BACKGROUND: There is no single reliable marker of iron homeostasis in inflammatory bowel disease. AIMS: To determine diagnostic usefulness of soluble transferrin receptor and soluble transferrin receptor/log ferritin index in iron deficiency anemia in children with inflammatory bowel disease. METHODS: We assessed soluble transferrin receptor in serum and calculated soluble transferrin receptor/log ferritin index in 75 children with inflammatory bowel disease. Diagnostic ability to identify iron deficiency anemia was examined by receiver operating characteristic analysis. RESULTS: Study group comprised 27 cases of iron deficiency anemia, 6 anemia of chronic disease with iron deficiency, 5 anemia of chronic disease. Soluble transferrin receptor was significantly increased in children with iron deficiency anemia (median: 1.63 mug/ml) compared to non-anemic children (median: 1.02 mug/ml).
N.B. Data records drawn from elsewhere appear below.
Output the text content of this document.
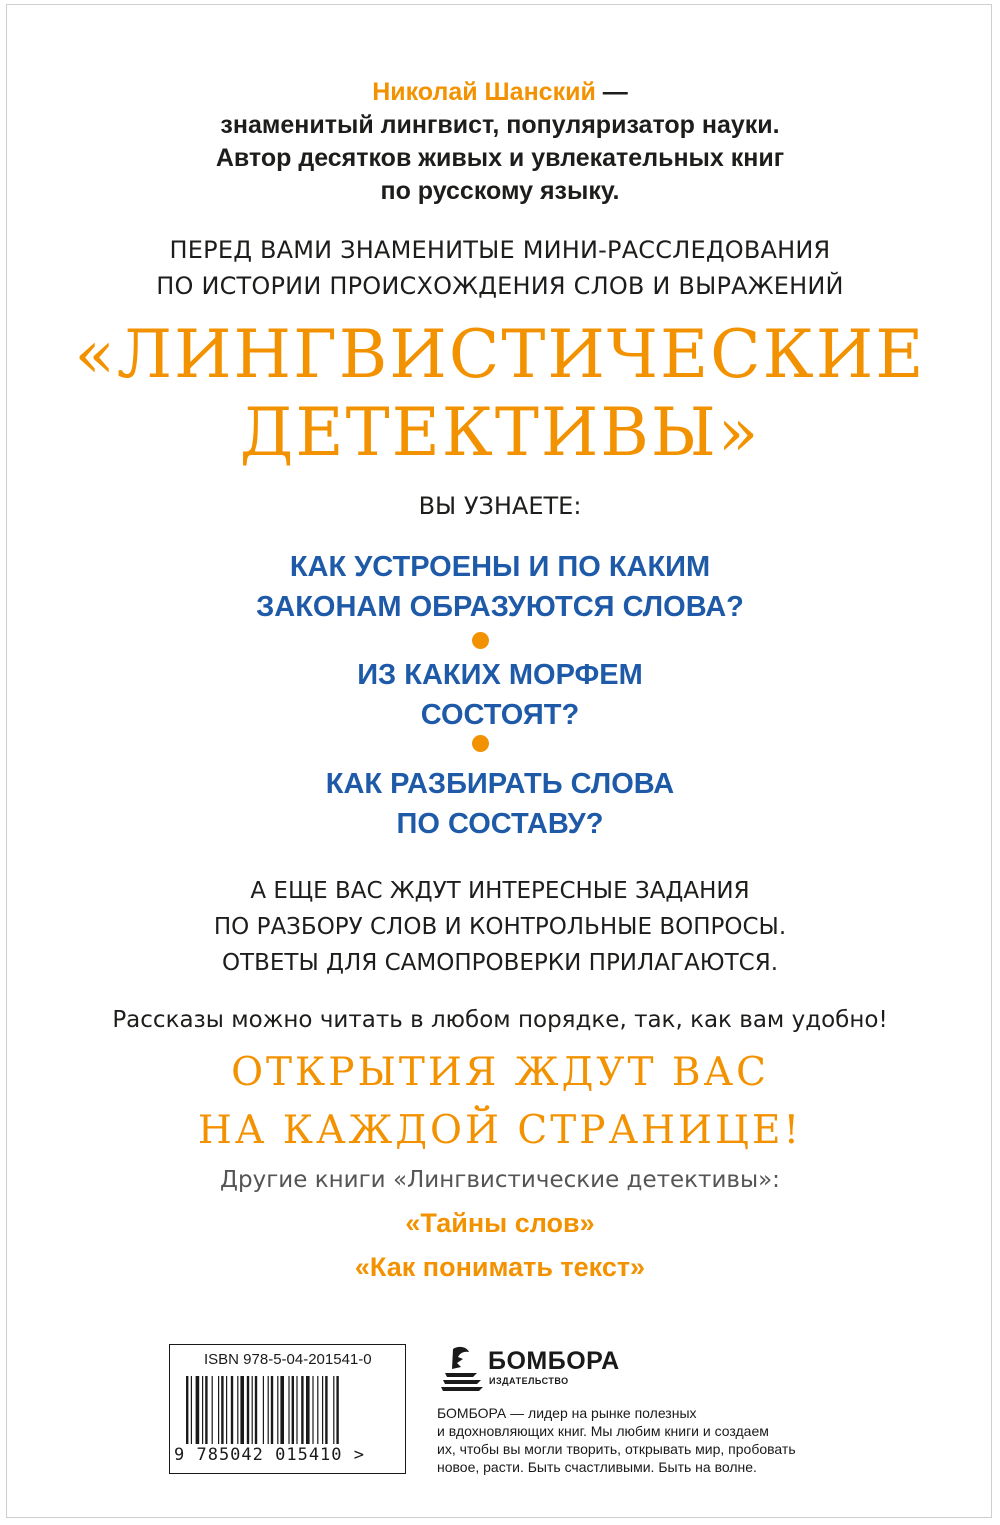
Николай Шанский —
знаменитый лингвист, популяризатор науки.
Автор десятков живых и увлекательных книг
по русскому языку.
ПЕРЕД ВАМИ ЗНАМЕНИТЫЕ МИНИ-РАССЛЕДОВАНИЯ
ПО ИСТОРИИ ПРОИСХОЖДЕНИЯ СЛОВ И ВЫРАЖЕНИЙ
«ЛИНГВИСТИЧЕСКИЕ
ДЕТЕКТИВЫ»
ВЫ УЗНАЕТЕ:
КАК УСТРОЕНЫ И ПО КАКИМ
ЗАКОНАМ ОБРАЗУЮТСЯ СЛОВА?
ИЗ КАКИХ МОРФЕМ
СОСТОЯТ?
КАК РАЗБИРАТЬ СЛОВА
ПО СОСТАВУ?
А ЕЩЕ ВАС ЖДУТ ИНТЕРЕСНЫЕ ЗАДАНИЯ
ПО РАЗБОРУ СЛОВ И КОНТРОЛЬНЫЕ ВОПРОСЫ.
ОТВЕТЫ ДЛЯ САМОПРОВЕРКИ ПРИЛАГАЮТСЯ.
Рассказы можно читать в любом порядке, так, как вам удобно!
ОТКРЫТИЯ ЖДУТ ВАС
НА КАЖДОЙ СТРАНИЦЕ!
Другие книги «Лингвистические детективы»:
«Тайны слов»
«Как понимать текст»
ISBN 978-5-04-201541-0
9 785042 015410 >
БОМБОРА
ИЗДАТЕЛЬСТВО
БОМБОРА — лидер на рынке полезных
и вдохновляющих книг. Мы любим книги и создаем
их, чтобы вы могли творить, открывать мир, пробовать
новое, расти. Быть счастливыми. Быть на волне.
Soluble transferrin receptor/log ferritin index was significantly higher in iron deficiency anemia (median: 1.76) than in anemia of chronic disease (median: 0.55), anemia of chronic disease with iron deficiency (median: 0.68) or patients without anemia (median: 0.72). Soluble transferrin receptor and its index were not correlated with disease activity or inflammatory markers. Diagnostic power for soluble transferrin receptor/log ferritin index (0.864) was superior to soluble transferrin receptor (0.768) in iron deficiency anemia recognition. CONCLUSION: Soluble transferrin receptor/log ferritin index has better diagnostic utility than soluble transferrin receptor for iron deficiency anemia detection in pediatric inflammatory bowel disease.